SYDNEY: Woolworths has reported strong results for the year ending 30 June, with a 25.7 per cent rise in net profit, but has posted modest sales for Dick Smith Electronics and forecast slower sales for this year.

In its report to the market, Woolworths said sales rose 10.7 per cent to $47 billion, while net profit after tax (NPAT) came in at $1.63 billion.
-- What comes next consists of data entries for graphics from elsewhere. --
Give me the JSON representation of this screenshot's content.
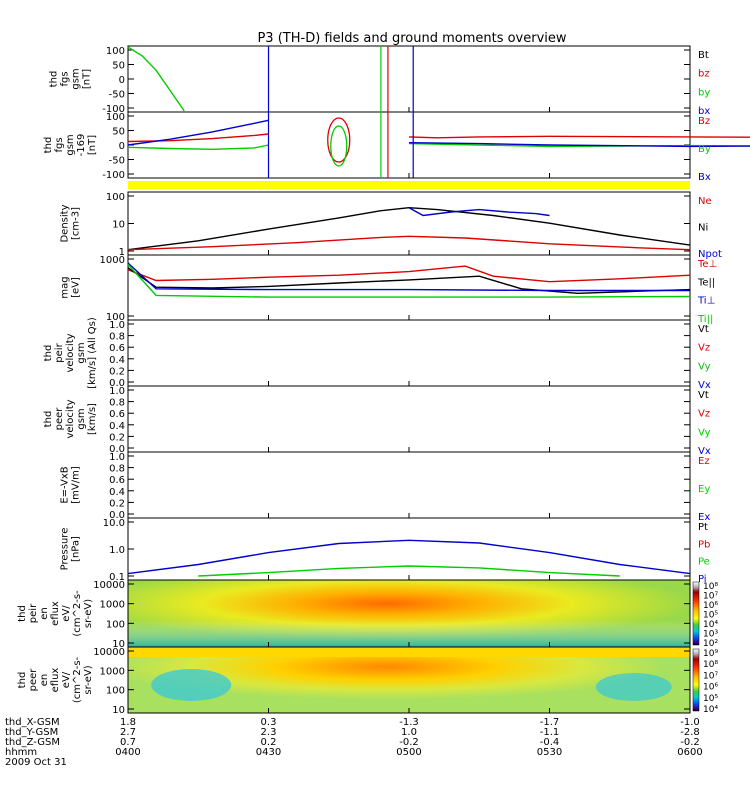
{
  "title": "P3 (TH-D) fields and ground moments overview",
  "colors": {
    "black": "#000000",
    "red": "#dd0000",
    "green": "#00cc00",
    "blue": "#0000cc",
    "yellow": "#ffff00"
  },
  "chart_data": {
    "type": "line",
    "panels": [
      {
        "id": "fgs",
        "ylabel_lines": [
          "thd",
          "fgs",
          "gsm",
          "[nT]"
        ],
        "yticks": [
          "100",
          "50",
          "0",
          "-50",
          "-100"
        ],
        "ylim": [
          -100,
          100
        ],
        "legend": [
          {
            "text": "Bt",
            "color": "#000000"
          },
          {
            "text": "bz",
            "color": "#dd0000"
          },
          {
            "text": "by",
            "color": "#00cc00"
          },
          {
            "text": "bx",
            "color": "#0000cc"
          }
        ]
      },
      {
        "id": "fgs2",
        "ylabel_lines": [
          "thd",
          "fgs",
          "gsm",
          "-169",
          "[nT]"
        ],
        "yticks": [
          "100",
          "50",
          "0",
          "-50",
          "-100"
        ],
        "ylim": [
          -100,
          100
        ],
        "legend": [
          {
            "text": "Bz",
            "color": "#dd0000"
          },
          {
            "text": "By",
            "color": "#00cc00"
          },
          {
            "text": "Bx",
            "color": "#0000cc"
          }
        ]
      },
      {
        "id": "density",
        "ylabel_lines": [
          "Density",
          "[cm-3]"
        ],
        "yticks": [
          "100",
          "10",
          "1"
        ],
        "ylim": [
          0.3,
          200
        ],
        "log": true,
        "legend": [
          {
            "text": "Ne",
            "color": "#dd0000"
          },
          {
            "text": "Ni",
            "color": "#000000"
          },
          {
            "text": "Npot",
            "color": "#0000cc"
          }
        ]
      },
      {
        "id": "temp",
        "ylabel_lines": [
          "mag",
          "[eV]"
        ],
        "yticks": [
          "1000",
          "100"
        ],
        "ylim": [
          100,
          1000
        ],
        "log": true,
        "legend": [
          {
            "text": "Te⊥",
            "color": "#dd0000"
          },
          {
            "text": "Te||",
            "color": "#000000"
          },
          {
            "text": "Ti⊥",
            "color": "#0000cc"
          },
          {
            "text": "Ti||",
            "color": "#00cc00"
          }
        ]
      },
      {
        "id": "peir",
        "ylabel_lines": [
          "thd",
          "peir",
          "velocity",
          "gsm",
          "[km/s] (All Qs)"
        ],
        "yticks": [
          "1.0",
          "0.8",
          "0.6",
          "0.4",
          "0.2",
          "0.0"
        ],
        "ylim": [
          0,
          1
        ],
        "legend": [
          {
            "text": "Vt",
            "color": "#000000"
          },
          {
            "text": "Vz",
            "color": "#dd0000"
          },
          {
            "text": "Vy",
            "color": "#00cc00"
          },
          {
            "text": "Vx",
            "color": "#0000cc"
          }
        ]
      },
      {
        "id": "peer",
        "ylabel_lines": [
          "thd",
          "peer",
          "velocity",
          "gsm",
          "[km/s]"
        ],
        "yticks": [
          "1.0",
          "0.8",
          "0.6",
          "0.4",
          "0.2",
          "0.0"
        ],
        "ylim": [
          0,
          1
        ],
        "legend": [
          {
            "text": "Vt",
            "color": "#000000"
          },
          {
            "text": "Vz",
            "color": "#dd0000"
          },
          {
            "text": "Vy",
            "color": "#00cc00"
          },
          {
            "text": "Vx",
            "color": "#0000cc"
          }
        ]
      },
      {
        "id": "efield",
        "ylabel_lines": [
          "E=-VxB",
          "[mV/m]"
        ],
        "yticks": [
          "1.0",
          "0.8",
          "0.6",
          "0.4",
          "0.2",
          "0.0"
        ],
        "ylim": [
          0,
          1
        ],
        "legend": [
          {
            "text": "Ez",
            "color": "#dd0000"
          },
          {
            "text": "Ey",
            "color": "#00cc00"
          },
          {
            "text": "Ex",
            "color": "#0000cc"
          }
        ]
      },
      {
        "id": "pressure",
        "ylabel_lines": [
          "Pressure",
          "[nPa]"
        ],
        "yticks": [
          "10.0",
          "1.0",
          "0.1"
        ],
        "ylim": [
          0.03,
          20
        ],
        "log": true,
        "legend": [
          {
            "text": "Pt",
            "color": "#000000"
          },
          {
            "text": "Pb",
            "color": "#dd0000"
          },
          {
            "text": "Pe",
            "color": "#00cc00"
          },
          {
            "text": "Pi",
            "color": "#0000cc"
          }
        ]
      },
      {
        "id": "peir_en",
        "ylabel_lines": [
          "thd",
          "peir",
          "en",
          "eflux",
          "eV/",
          "(cm^2-s-",
          "sr-eV)"
        ],
        "yticks": [
          "10000",
          "1000",
          "100",
          "10"
        ],
        "colorbar": [
          "10⁸",
          "10⁷",
          "10⁶",
          "10⁵",
          "10⁴",
          "10³",
          "10²"
        ]
      },
      {
        "id": "peer_en",
        "ylabel_lines": [
          "thd",
          "peer",
          "en",
          "eflux",
          "eV/",
          "(cm^2-s-",
          "sr-eV)"
        ],
        "yticks": [
          "10000",
          "1000",
          "100",
          "10"
        ],
        "colorbar": [
          "10⁹",
          "10⁸",
          "10⁷",
          "10⁶",
          "10⁵",
          "10⁴"
        ]
      }
    ],
    "series": [
      {
        "panel": "fgs",
        "name": "by",
        "color": "#00cc00",
        "x": [
          0,
          10,
          20,
          30,
          40
        ],
        "y": [
          110,
          80,
          30,
          -40,
          -110
        ]
      },
      {
        "panel": "fgs2",
        "name": "Bz",
        "color": "#dd0000",
        "x": [
          0,
          30,
          60,
          90,
          100
        ],
        "y": [
          12,
          15,
          22,
          33,
          38
        ]
      },
      {
        "panel": "fgs2",
        "name": "By",
        "color": "#00cc00",
        "x": [
          0,
          30,
          60,
          90,
          100
        ],
        "y": [
          -8,
          -12,
          -15,
          -10,
          0
        ]
      },
      {
        "panel": "fgs2",
        "name": "Bx",
        "color": "#0000cc",
        "x": [
          0,
          30,
          60,
          90,
          100
        ],
        "y": [
          0,
          20,
          45,
          75,
          85
        ]
      },
      {
        "panel": "fgs2",
        "name": "Bz",
        "color": "#dd0000",
        "x": [
          200,
          220,
          250,
          300,
          400,
          500,
          600
        ],
        "y": [
          28,
          25,
          28,
          30,
          28,
          26,
          25
        ]
      },
      {
        "panel": "fgs2",
        "name": "By",
        "color": "#00cc00",
        "x": [
          200,
          250,
          300,
          400,
          500,
          600
        ],
        "y": [
          5,
          0,
          -5,
          -2,
          -5,
          -10
        ]
      },
      {
        "panel": "fgs2",
        "name": "Bx",
        "color": "#0000cc",
        "x": [
          200,
          250,
          300,
          400,
          500,
          600
        ],
        "y": [
          8,
          5,
          0,
          -5,
          -2,
          0
        ]
      },
      {
        "panel": "density",
        "name": "Ni",
        "color": "#000000",
        "x": [
          0,
          50,
          100,
          150,
          180,
          200,
          220,
          260,
          300,
          350,
          400
        ],
        "y": [
          0.35,
          1,
          4,
          15,
          35,
          50,
          40,
          20,
          8,
          2,
          0.6
        ]
      },
      {
        "panel": "density",
        "name": "Ne",
        "color": "#dd0000",
        "x": [
          0,
          60,
          120,
          180,
          200,
          240,
          300,
          360,
          400
        ],
        "y": [
          0.35,
          0.5,
          0.8,
          1.5,
          1.7,
          1.4,
          0.7,
          0.45,
          0.35
        ]
      },
      {
        "panel": "density",
        "name": "Npot",
        "color": "#0000cc",
        "x": [
          200,
          210,
          230,
          250,
          270,
          290,
          300
        ],
        "y": [
          50,
          20,
          30,
          40,
          30,
          25,
          20
        ]
      },
      {
        "panel": "temp",
        "name": "Te⊥",
        "color": "#dd0000",
        "x": [
          0,
          20,
          60,
          100,
          150,
          200,
          240,
          260,
          300,
          350,
          400
        ],
        "y": [
          650,
          420,
          440,
          480,
          520,
          600,
          750,
          500,
          400,
          450,
          520
        ]
      },
      {
        "panel": "temp",
        "name": "Te||",
        "color": "#000000",
        "x": [
          0,
          20,
          60,
          100,
          150,
          200,
          250,
          280,
          320,
          360,
          400
        ],
        "y": [
          700,
          320,
          310,
          330,
          380,
          430,
          500,
          300,
          250,
          270,
          290
        ]
      },
      {
        "panel": "temp",
        "name": "Ti⊥",
        "color": "#0000cc",
        "x": [
          0,
          20,
          100,
          200,
          300,
          400
        ],
        "y": [
          850,
          300,
          290,
          290,
          280,
          280
        ]
      },
      {
        "panel": "temp",
        "name": "Ti||",
        "color": "#00cc00",
        "x": [
          0,
          20,
          100,
          200,
          300,
          400
        ],
        "y": [
          800,
          230,
          215,
          215,
          215,
          220
        ]
      },
      {
        "panel": "pressure",
        "name": "Pi",
        "color": "#0000cc",
        "x": [
          0,
          50,
          100,
          150,
          200,
          250,
          300,
          350,
          400
        ],
        "y": [
          0.04,
          0.12,
          0.5,
          1.5,
          2.2,
          1.6,
          0.5,
          0.12,
          0.04
        ]
      },
      {
        "panel": "pressure",
        "name": "Pe",
        "color": "#00cc00",
        "x": [
          50,
          100,
          150,
          200,
          250,
          300,
          350
        ],
        "y": [
          0.03,
          0.045,
          0.075,
          0.1,
          0.08,
          0.045,
          0.03
        ]
      }
    ],
    "xaxis": {
      "rows": [
        {
          "label": "thd_X-GSM",
          "values": [
            "1.8",
            "0.3",
            "-1.3",
            "-1.7",
            "-1.0"
          ]
        },
        {
          "label": "thd_Y-GSM",
          "values": [
            "2.7",
            "2.3",
            "1.0",
            "-1.1",
            "-2.8"
          ]
        },
        {
          "label": "thd_Z-GSM",
          "values": [
            "0.7",
            "0.2",
            "-0.2",
            "-0.4",
            "-0.2"
          ]
        },
        {
          "label": "hhmm",
          "values": [
            "0400",
            "0430",
            "0500",
            "0530",
            "0600"
          ]
        }
      ],
      "date": "2009 Oct 31"
    }
  }
}
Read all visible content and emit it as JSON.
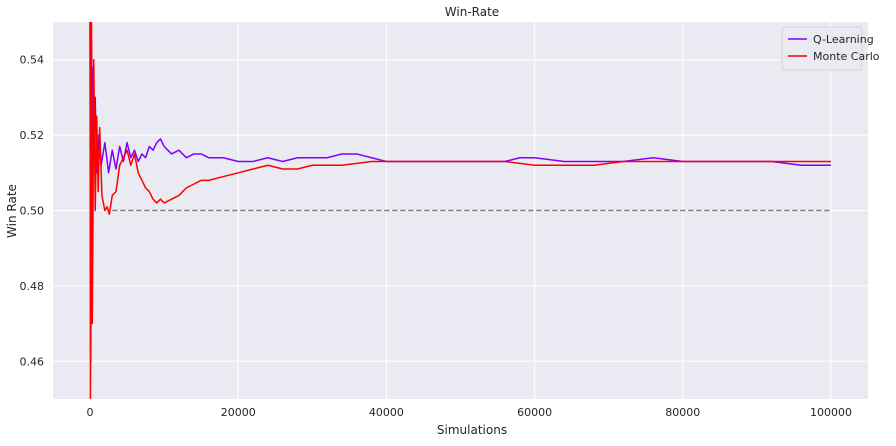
{
  "chart_data": {
    "type": "line",
    "title": "Win-Rate",
    "xlabel": "Simulations",
    "ylabel": "Win Rate",
    "xlim": [
      -5000,
      105000
    ],
    "ylim": [
      0.45,
      0.55
    ],
    "xticks": [
      0,
      20000,
      40000,
      60000,
      80000,
      100000
    ],
    "xtick_labels": [
      "0",
      "20000",
      "40000",
      "60000",
      "80000",
      "100000"
    ],
    "yticks": [
      0.46,
      0.48,
      0.5,
      0.52,
      0.54
    ],
    "ytick_labels": [
      "0.46",
      "0.48",
      "0.50",
      "0.52",
      "0.54"
    ],
    "grid": true,
    "legend_position": "upper right",
    "background": "#eaeaf2",
    "reference_line": {
      "y": 0.5,
      "x_range": [
        3000,
        100000
      ],
      "style": "dashed",
      "color": "#808080"
    },
    "series": [
      {
        "name": "Q-Learning",
        "color": "#8000ff",
        "x": [
          0,
          100,
          200,
          300,
          400,
          500,
          700,
          900,
          1200,
          1500,
          2000,
          2500,
          3000,
          3500,
          4000,
          4500,
          5000,
          5500,
          6000,
          6500,
          7000,
          7500,
          8000,
          8500,
          9000,
          9500,
          10000,
          11000,
          12000,
          13000,
          14000,
          15000,
          16000,
          18000,
          20000,
          22000,
          24000,
          26000,
          28000,
          30000,
          32000,
          34000,
          36000,
          38000,
          40000,
          44000,
          48000,
          52000,
          56000,
          58000,
          60000,
          64000,
          68000,
          72000,
          76000,
          80000,
          82000,
          84000,
          88000,
          92000,
          96000,
          100000
        ],
        "y": [
          0.55,
          0.46,
          0.545,
          0.505,
          0.538,
          0.515,
          0.53,
          0.51,
          0.52,
          0.512,
          0.518,
          0.51,
          0.516,
          0.511,
          0.517,
          0.513,
          0.518,
          0.514,
          0.516,
          0.513,
          0.515,
          0.514,
          0.517,
          0.516,
          0.518,
          0.519,
          0.517,
          0.515,
          0.516,
          0.514,
          0.515,
          0.515,
          0.514,
          0.514,
          0.513,
          0.513,
          0.514,
          0.513,
          0.514,
          0.514,
          0.514,
          0.515,
          0.515,
          0.514,
          0.513,
          0.513,
          0.513,
          0.513,
          0.513,
          0.514,
          0.514,
          0.513,
          0.513,
          0.513,
          0.514,
          0.513,
          0.513,
          0.513,
          0.513,
          0.513,
          0.512,
          0.512
        ]
      },
      {
        "name": "Monte Carlo",
        "color": "#ff0000",
        "x": [
          0,
          50,
          100,
          200,
          300,
          400,
          500,
          700,
          900,
          1100,
          1300,
          1600,
          2000,
          2300,
          2600,
          3000,
          3500,
          4000,
          4500,
          5000,
          5500,
          6000,
          6500,
          7000,
          7500,
          8000,
          8500,
          9000,
          9500,
          10000,
          11000,
          12000,
          13000,
          14000,
          15000,
          16000,
          18000,
          20000,
          22000,
          24000,
          26000,
          28000,
          30000,
          34000,
          38000,
          40000,
          44000,
          48000,
          52000,
          56000,
          60000,
          64000,
          68000,
          72000,
          76000,
          80000,
          84000,
          88000,
          92000,
          96000,
          100000
        ],
        "y": [
          0.55,
          0.45,
          0.47,
          0.55,
          0.47,
          0.5,
          0.54,
          0.5,
          0.525,
          0.505,
          0.522,
          0.504,
          0.5,
          0.501,
          0.499,
          0.504,
          0.505,
          0.512,
          0.514,
          0.516,
          0.512,
          0.515,
          0.51,
          0.508,
          0.506,
          0.505,
          0.503,
          0.502,
          0.503,
          0.502,
          0.503,
          0.504,
          0.506,
          0.507,
          0.508,
          0.508,
          0.509,
          0.51,
          0.511,
          0.512,
          0.511,
          0.511,
          0.512,
          0.512,
          0.513,
          0.513,
          0.513,
          0.513,
          0.513,
          0.513,
          0.512,
          0.512,
          0.512,
          0.513,
          0.513,
          0.513,
          0.513,
          0.513,
          0.513,
          0.513,
          0.513
        ]
      }
    ]
  }
}
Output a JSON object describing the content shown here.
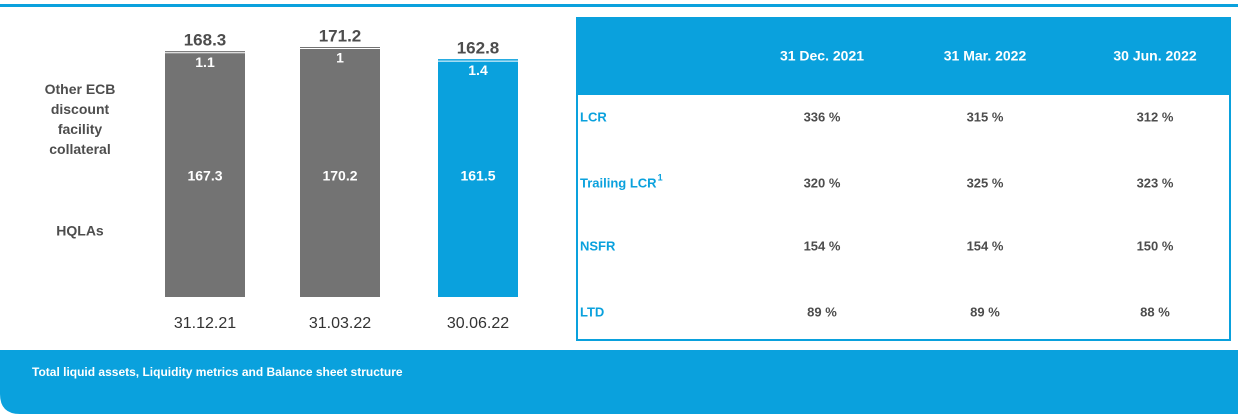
{
  "chart_data": {
    "type": "stacked_bar",
    "categories": [
      "31.12.21",
      "31.03.22",
      "30.06.22"
    ],
    "series": [
      {
        "name": "HQLAs",
        "values": [
          167.3,
          170.2,
          161.5
        ]
      },
      {
        "name": "Other ECB discount facility collateral",
        "values": [
          1.1,
          1.0,
          1.4
        ]
      }
    ],
    "totals": [
      168.3,
      171.2,
      162.8
    ],
    "colors": [
      "#737373",
      "#737373",
      "#0aa1dd"
    ]
  },
  "table": {
    "columns": [
      "31 Dec. 2021",
      "31 Mar. 2022",
      "30 Jun. 2022"
    ],
    "rows": [
      {
        "label": "LCR",
        "cells": [
          "336 %",
          "315 %",
          "312 %"
        ]
      },
      {
        "label": "Trailing LCR",
        "footnote": "1",
        "cells": [
          "320 %",
          "325 %",
          "323 %"
        ]
      },
      {
        "label": "NSFR",
        "cells": [
          "154 %",
          "154 %",
          "150 %"
        ]
      },
      {
        "label": "LTD",
        "cells": [
          "89 %",
          "89 %",
          "88 %"
        ]
      }
    ]
  },
  "footer": {
    "text": "Total liquid assets, Liquidity metrics and Balance sheet structure"
  }
}
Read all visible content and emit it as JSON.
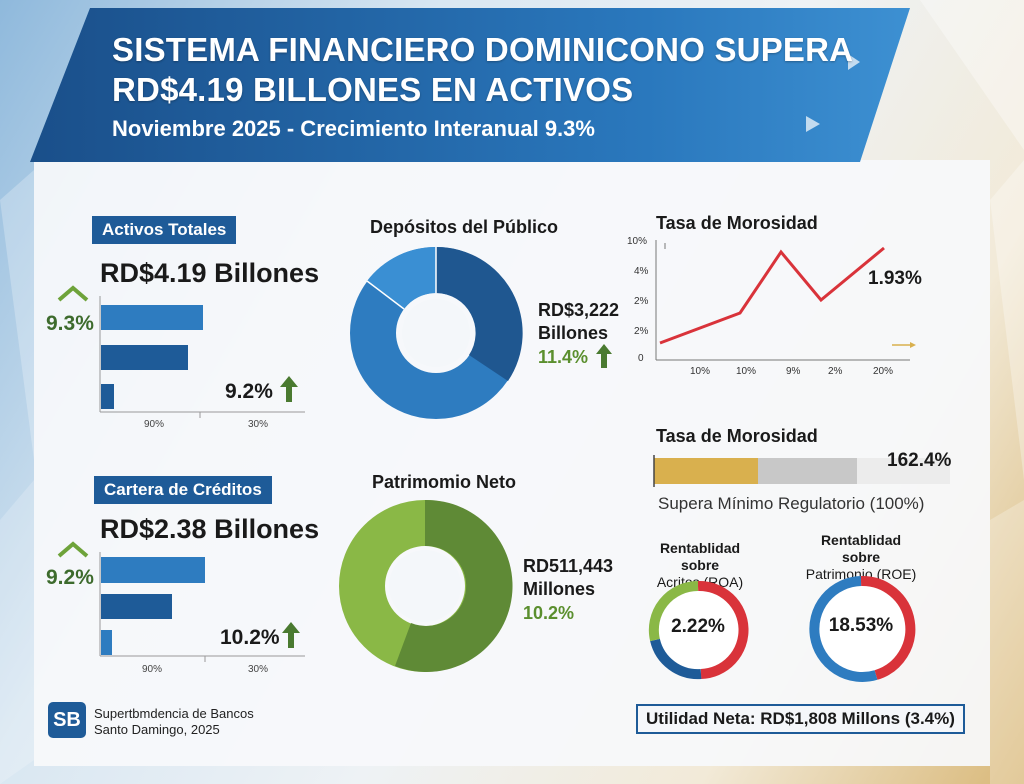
{
  "header": {
    "title_line1": "SISTEMA FINANCIERO DOMINICONO  SUPERA",
    "title_line2": "RD$4.19 BILLONES EN ACTIVOS",
    "subtitle": "Noviembre 2025 - Crecimiento Interanual 9.3%"
  },
  "activos": {
    "tag": "Activos Totales",
    "value": "RD$4.19 Billones",
    "growth": "9.3%",
    "growth2": "9.2%",
    "ticks": [
      "90%",
      "30%"
    ]
  },
  "cartera": {
    "tag": "Cartera de Créditos",
    "value": "RD$2.38 Billones",
    "growth": "9.2%",
    "growth2": "10.2%",
    "ticks": [
      "90%",
      "30%"
    ]
  },
  "depositos": {
    "title": "Depósitos del Público",
    "value_line1": "RD$3,222",
    "value_line2": "Billones",
    "growth": "11.4%"
  },
  "patrimonio": {
    "title": "Patrimomio Neto",
    "value_line1": "RD511,443",
    "value_line2": "Millones",
    "growth": "10.2%"
  },
  "morosidad_chart": {
    "title": "Tasa de Morosidad",
    "value_label": "1.93%",
    "y_ticks": [
      "10%",
      "4%",
      "2%",
      "2%",
      "0"
    ],
    "x_ticks": [
      "10%",
      "10%",
      "9%",
      "2%",
      "20%"
    ]
  },
  "morosidad_bar": {
    "title": "Tasa de Morosidad",
    "value": "162.4%",
    "caption": "Supera Mínimo Regulatorio (100%)"
  },
  "roa": {
    "label_line1": "Rentablidad sobre",
    "label_line2": "Acritos (ROA)",
    "value": "2.22%"
  },
  "roe": {
    "label_line1": "Rentablidad sobre",
    "label_line2": "Patrimonio (ROE)",
    "value": "18.53%"
  },
  "utilidad": "Utilidad Neta: RD$1,808 Millons (3.4%)",
  "footer": {
    "logo": "SB",
    "line1": "Supertbmdencia de Bancos",
    "line2": "Santo Damingo, 2025"
  },
  "colors": {
    "blue_dark": "#1e5b98",
    "blue": "#2e7cc0",
    "green": "#8ab846",
    "green_dark": "#5f8a36",
    "red": "#d9333a",
    "gold": "#d9b04e"
  },
  "chart_data": [
    {
      "type": "bar",
      "title": "Activos Totales",
      "values": [
        0.85,
        0.72,
        0.12
      ],
      "orientation": "horizontal"
    },
    {
      "type": "bar",
      "title": "Cartera de Créditos",
      "values": [
        0.87,
        0.62,
        0.1
      ],
      "orientation": "horizontal"
    },
    {
      "type": "pie",
      "title": "Depósitos del Público",
      "style": "donut",
      "values": [
        36,
        48,
        16
      ]
    },
    {
      "type": "pie",
      "title": "Patrimomio Neto",
      "style": "donut",
      "values": [
        45,
        55
      ]
    },
    {
      "type": "line",
      "title": "Tasa de Morosidad",
      "x": [
        0,
        1,
        2,
        3,
        4,
        5
      ],
      "y": [
        0.8,
        1.6,
        3.7,
        2.0,
        3.2,
        3.9
      ],
      "ylim": [
        0,
        4.3
      ]
    },
    {
      "type": "bar",
      "title": "Tasa de Morosidad",
      "values": [
        162.4
      ],
      "reference": 100
    },
    {
      "type": "pie",
      "title": "ROA",
      "style": "donut",
      "values": [
        48,
        20,
        32
      ]
    },
    {
      "type": "pie",
      "title": "ROE",
      "style": "donut",
      "values": [
        55,
        45
      ]
    }
  ]
}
Cost of doing business fell 0.43 per cent for the year to 19.92 per cent.

Sales in its Dick Smith Electronics branch increased 11.1 per cent to $1.43 billion, but gross margin fell 0.72 per cent to $27.49 million.

Profit for the consumer electronics group was not made public.

Woolworths said business overall had performed well, but said the Dick Smith result was “modest” in a “very competitive market”.

The company also put some of the numbers down to reinvestment in the company through refurbishments.

“The strategic review of our consumer electronics business is focussed on repositioning of the brands, engaging our customers with a new in-store experience and introducing new product and service offerings,” said Woolworths in a presentation to the market.

It said it had seen “excellent results” from its trial refurbishment stores to date.

Woolworths’ tie-up with Tata in India for its Croma-branded consumer electronics stores grew almost exponentially, with sales of $104 million for FY08, compared with $25 million in FY07, but the fledgling business still lost $5 million this year.

While sales for the group may be up this year, though, Woolworths posted a somewhat gloomy forecast, saying sales growth would slow to single digit figures this financial year.